According to ODHIKAR Human Rights Report 2021: “Every year a large number of accused persons are being sentenced to death in the lower courts. Death reference cases from different districts of the country are constantly being submitted to the Death Reference Branch of the High Court Division of the Supreme Court. The huge backlog of cases means that innumerable accused persons have been imprisoned in solitary confinement (condemned cell) across the country for years. It is to be noted that most of the victims are poor, less educated and underprivileged.”
Mental health issues faced by condemned prisoners in Sri Lanka
In a prison study published by Human Rights Commission of Sri Lanka in 2020 also reflects on the mental health of death row prisoners.
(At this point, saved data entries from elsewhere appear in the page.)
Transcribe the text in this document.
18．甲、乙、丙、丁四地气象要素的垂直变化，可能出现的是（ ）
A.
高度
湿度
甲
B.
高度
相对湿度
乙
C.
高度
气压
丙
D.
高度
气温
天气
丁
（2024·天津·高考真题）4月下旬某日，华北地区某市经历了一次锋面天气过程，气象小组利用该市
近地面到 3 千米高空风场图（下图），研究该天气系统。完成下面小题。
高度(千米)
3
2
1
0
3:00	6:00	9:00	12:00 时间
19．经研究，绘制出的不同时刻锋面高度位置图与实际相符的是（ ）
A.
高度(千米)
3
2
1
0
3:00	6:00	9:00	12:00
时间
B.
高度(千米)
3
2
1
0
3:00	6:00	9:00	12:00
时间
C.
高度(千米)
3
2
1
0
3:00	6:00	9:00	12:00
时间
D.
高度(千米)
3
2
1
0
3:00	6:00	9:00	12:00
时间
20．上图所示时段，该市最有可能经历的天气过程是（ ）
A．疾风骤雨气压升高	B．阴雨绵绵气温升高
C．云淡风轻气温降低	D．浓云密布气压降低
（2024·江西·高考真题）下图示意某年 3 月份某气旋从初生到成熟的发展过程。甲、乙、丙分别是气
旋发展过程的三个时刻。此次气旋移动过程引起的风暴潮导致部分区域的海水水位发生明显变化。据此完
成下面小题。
Studies have shown that protracted periods spent on death row in confinement can make inmates suicidal, delusional and insane, which is also reflected in the data gathered during this study. 78% of male and 33% of female condemned prisoners stated that feelings of anxiety, depression and sadness interfere with their daily functioning. In addition, 12% of male and 6% of female condemned respondents stated they have self-harmed, while a statistically significant number of male condemned prisoners stated that they have thought about committing suicide. 9% of male condemned prisoners and 10% of female condemned prisoners stated that they have attempted to commit suicide while in prison.
Qualitative data gathered during the study indicates that prisoners on death row are suffering from the death row phenomenon. Possible experiences of the death row phenomenon/syndrome are described by condemned prisoners in the study as follows:
“I never go out for the exercise time, for about five years. I used to go to the mosque on Friday earlier but since the last three to four years I don’t go to the mosque either. I didn’t even go there during fasting time. If I go, they will ask me: why did you not appeal, they will ask about my case, they will talk about how the other two [co-defendants] got a re trial from the Court of Appeal. Even when going to the mosque, people talk about these things. It is very depressing to talk about these things, so why should I go? I’m not involved in any prison activity or rehabilitation program or classes, there is no point. There is no purpose in going out [of the ward]. I just keep to myself. My family used to come for open visits earlier. They don’t come anymore. I only call them about two to three times a year from the phone booth. I don’t know what to say to them. If I call them, I have to tell them something and they will ask questions. When are you coming home? I don’t have any answers. So,to make everyone’s lives easier, I don’t talk to them. What’s the point of being in pain and sadness every day? In addition, giving that pain and sadness to people at home? If there is no solution, there is no point in discussing the problems that exist. I am on medication for a mental illness. In 2017 it got severe and they sent me to PH.”